The preamble, in part, states:
WHEREAS, architects, engineers, and contractors of an improvement to real property may find themselves named as defendants in a damage suit many years after the improvement was completed and occupied, and, . . .
WHEREAS, the availability of professional liability insurance for the engineer, architect, and contractor is more difficult to obtain if they are exposed to potential liability for an indefinite period of time after an improvement to real property has been completed and, . . .
WHEREAS, the best interests of the people of the state will be served by limiting the period of time an engineer, architect, or contractor may be exposed to potential liability after an improvement has been completed, . . .
Ch. 80-322, pmbl., Laws of Fla. (Emphasis supplied.)
Importantly, the preamble to § 95.11(3)(c) only mentions architects, engineers, and contractors as the class of persons protected by that statute.
The issue was addressed by the First District Court of Appeal in Long v. First Federal Savings and Loan Association of Citrus County, 497 So. 2d 964 (Fla. 1st DCA 1986). In Long, a vendor, or seller, of real property agreed and warranted in a contract with the purchaser that the vendor would make all repairs necessary to bring the building into compliance with new construction standards. Id. at 965. After the sale, the purchaser sued the vendor for breach of warranty and alleged that the vendor did not bring the building into compliance with current codes. Id. The vender defended the case on the basis of Section 95.11(3)(c), and argued that the 4-year statute of limitations applied because the contract related to the improvement of real property. Id. The purchasers argued that the 5-year statute of limitations for actions on a written contract should apply. Id.

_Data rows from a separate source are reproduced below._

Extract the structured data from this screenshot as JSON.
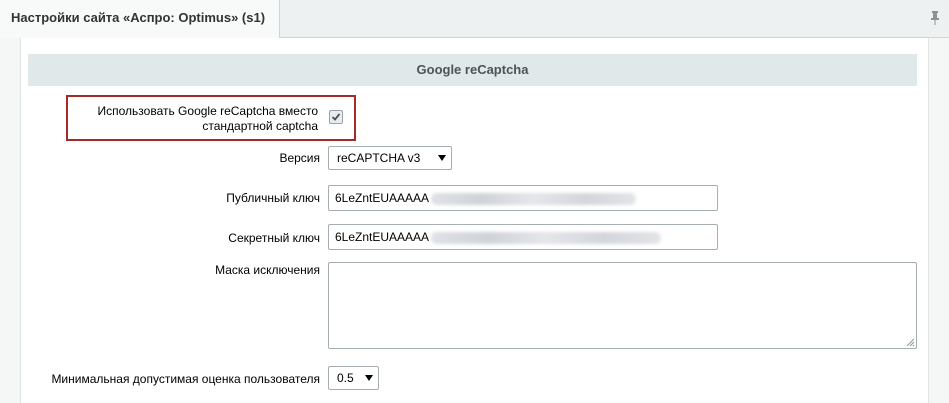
{
  "tab": {
    "title": "Настройки сайта «Аспро: Optimus» (s1)"
  },
  "section": {
    "title": "Google reCaptcha"
  },
  "fields": {
    "use_recaptcha": {
      "label_line1": "Использовать Google reCaptcha вместо",
      "label_line2": "стандартной captcha",
      "checked": true
    },
    "version": {
      "label": "Версия",
      "value": "reCAPTCHA v3"
    },
    "public_key": {
      "label": "Публичный ключ",
      "value": "6LeZntEUAAAAA"
    },
    "secret_key": {
      "label": "Секретный ключ",
      "value": "6LeZntEUAAAAA"
    },
    "exclusion_mask": {
      "label": "Маска исключения",
      "value": ""
    },
    "min_score": {
      "label": "Минимальная допустимая оценка пользователя",
      "value": "0.5"
    }
  },
  "colors": {
    "highlight_border": "#a52a2a",
    "section_header_bg": "#e0e8ea"
  }
}
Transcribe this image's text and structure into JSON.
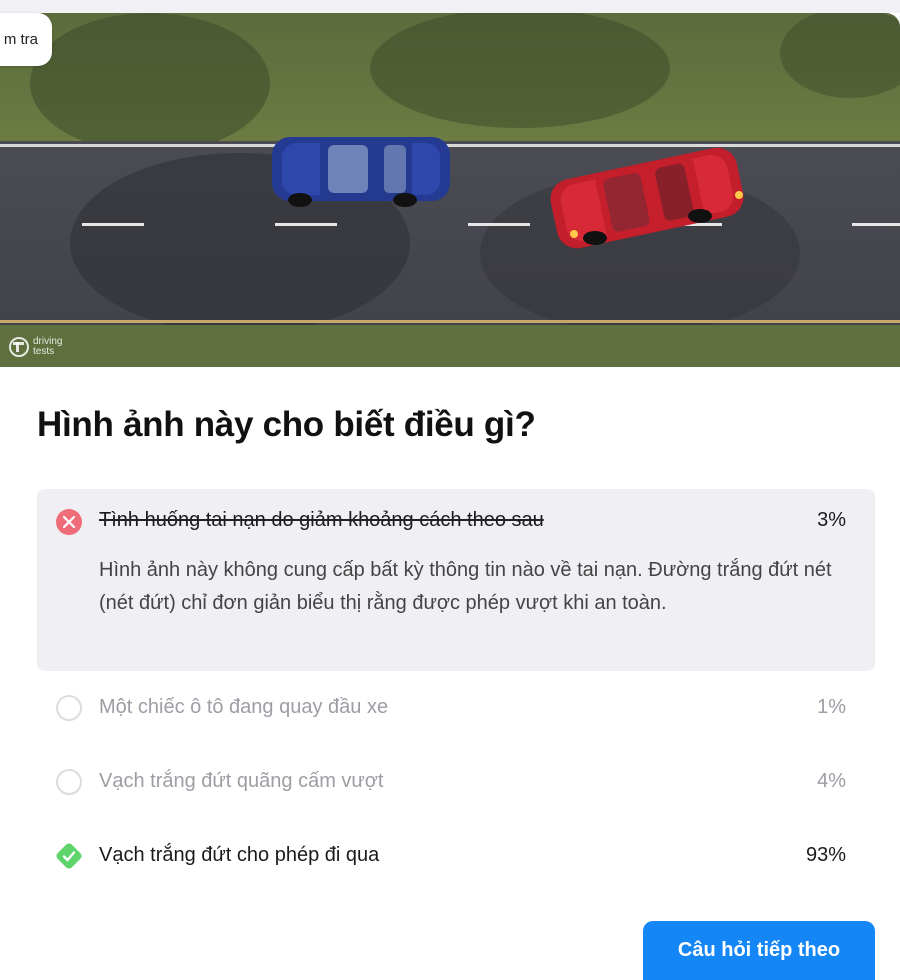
{
  "top_button": {
    "label": "m tra"
  },
  "hero": {
    "alt_logo": [
      "driving",
      "tests"
    ]
  },
  "question": {
    "title": "Hình ảnh này cho biết điều gì?"
  },
  "options": [
    {
      "label": "Tình huống tai nạn do giảm khoảng cách theo sau",
      "percent": "3%",
      "state": "selected-wrong",
      "explanation": "Hình ảnh này không cung cấp bất kỳ thông tin nào về tai nạn. Đường trắng đứt nét (nét đứt) chỉ đơn giản biểu thị rằng được phép vượt khi an toàn."
    },
    {
      "label": "Một chiếc ô tô đang quay đầu xe",
      "percent": "1%",
      "state": "unselected"
    },
    {
      "label": "Vạch trắng đứt quãng cấm vượt",
      "percent": "4%",
      "state": "unselected"
    },
    {
      "label": "Vạch trắng đứt cho phép đi qua",
      "percent": "93%",
      "state": "correct"
    }
  ],
  "footer": {
    "next_label": "Câu hỏi tiếp theo"
  },
  "colors": {
    "wrong": "#ee6d78",
    "correct": "#5fd46a",
    "primary_button": "#1486f5",
    "selected_bg": "#f0eff4"
  }
}
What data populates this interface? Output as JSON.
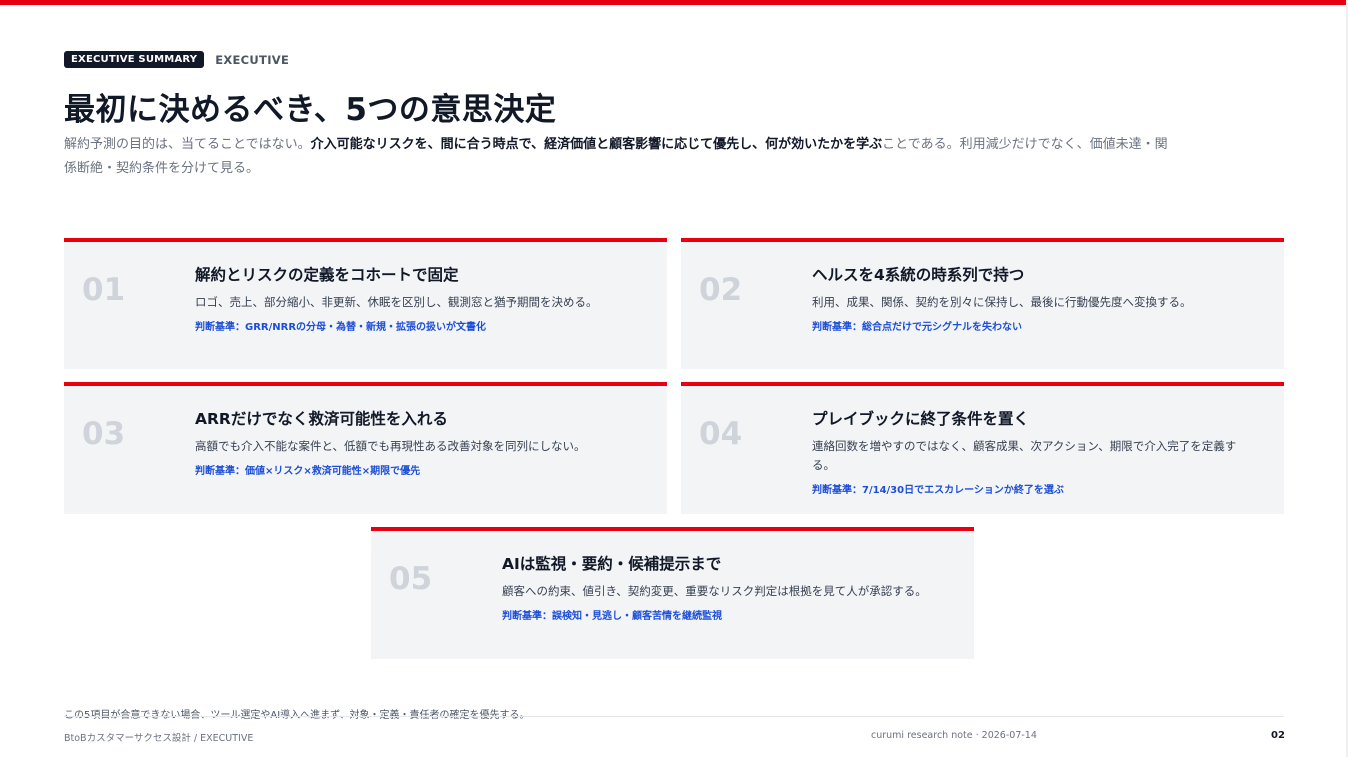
{
  "header": {
    "badge": "EXECUTIVE SUMMARY",
    "section": "EXECUTIVE",
    "title": "最初に決めるべき、5つの意思決定",
    "lead_part1": "解約予測の目的は、当てることではない。",
    "lead_bold": "介入可能なリスクを、間に合う時点で、経済価値と顧客影響に応じて優先し、何が効いたかを学ぶ",
    "lead_part2": "ことである。利用減少だけでなく、価値未達・関係断絶・契約条件を分けて見る。"
  },
  "cards": [
    {
      "number": "01",
      "title": "解約とリスクの定義をコホートで固定",
      "description": "ロゴ、売上、部分縮小、非更新、休眠を区別し、観測窓と猶予期間を決める。",
      "criterion": "判断基準：GRR/NRRの分母・為替・新規・拡張の扱いが文書化"
    },
    {
      "number": "02",
      "title": "ヘルスを4系統の時系列で持つ",
      "description": "利用、成果、関係、契約を別々に保持し、最後に行動優先度へ変換する。",
      "criterion": "判断基準：総合点だけで元シグナルを失わない"
    },
    {
      "number": "03",
      "title": "ARRだけでなく救済可能性を入れる",
      "description": "高額でも介入不能な案件と、低額でも再現性ある改善対象を同列にしない。",
      "criterion": "判断基準：価値×リスク×救済可能性×期限で優先"
    },
    {
      "number": "04",
      "title": "プレイブックに終了条件を置く",
      "description": "連絡回数を増やすのではなく、顧客成果、次アクション、期限で介入完了を定義する。",
      "criterion": "判断基準：7/14/30日でエスカレーションか終了を選ぶ"
    },
    {
      "number": "05",
      "title": "AIは監視・要約・候補提示まで",
      "description": "顧客への約束、値引き、契約変更、重要なリスク判定は根拠を見て人が承認する。",
      "criterion": "判断基準：誤検知・見逃し・顧客苦情を継続監視"
    }
  ],
  "footnote": "この5項目が合意できない場合、ツール選定やAI導入へ進まず、対象・定義・責任者の確定を優先する。",
  "footer": {
    "left": "BtoBカスタマーサクセス設計 / EXECUTIVE",
    "center": "curumi research note · 2026-07-14",
    "page": "02"
  },
  "colors": {
    "accent": "#e60012",
    "criterion": "#1d4ed8",
    "card_bg": "#f3f4f6"
  }
}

The First District Court of Appeal analyzed the preamble and held that Section 95.11(3)(c) only applied to architects, engineers, and contractors, and did not apply to a vendor who entered into a contract for the improvement of property. In that regard, Long held as follows:
The appellee was merely the vendor in the sale of the property to the Longs, and is not within the class of persons sought to be protected by the shortened statute of limitations of § 95.11(3)(c). This provision was enacted by the legislature in 1980, and the preamble to the revised version makes it clear the legislature’s intent was to limit the amount of time an architect, engineer or contractor could be exposed to potential liability for the design or construction of an improvement to real property. Ch. 80-322, § 2 Laws of Florida.
Long, 497 So. 2d 964, 965 (Fla. 1st DCA 1986) (emphasis added).
While Long addressed the statute of limitations portion of § 95.11(3)(c), as opposed to the statute of repose, the entire statute falls under the same Preamble, and there is no language in the statute for the proposition that the statute of limitations applies to different parties than the statute of repose.
The statute of repose provides a strong defense in favor of contractors, architects, and engineers who are served with a lawsuit alleging latent defects for the improvement to real property more than 10-years after the trigger dates in § 95.11(3)(c). If you fall within that class, and are named in a lawsuit for construction that concluded more than 10-years ago, you should immediately contact your construction litigation counsel to discuss the applicability of the statute of repose.
 There are many issues that arise when analyzing the application of the statute of repose, including whether the cause of action relates to an “improvement” or a “repair” to real property, and when the statute of repose actually begins to run. Those are questions we will address another day, or which you should discuss with your construction litigation counsel. The focus of this post will is on which defendants receive the protection of the statute of repose.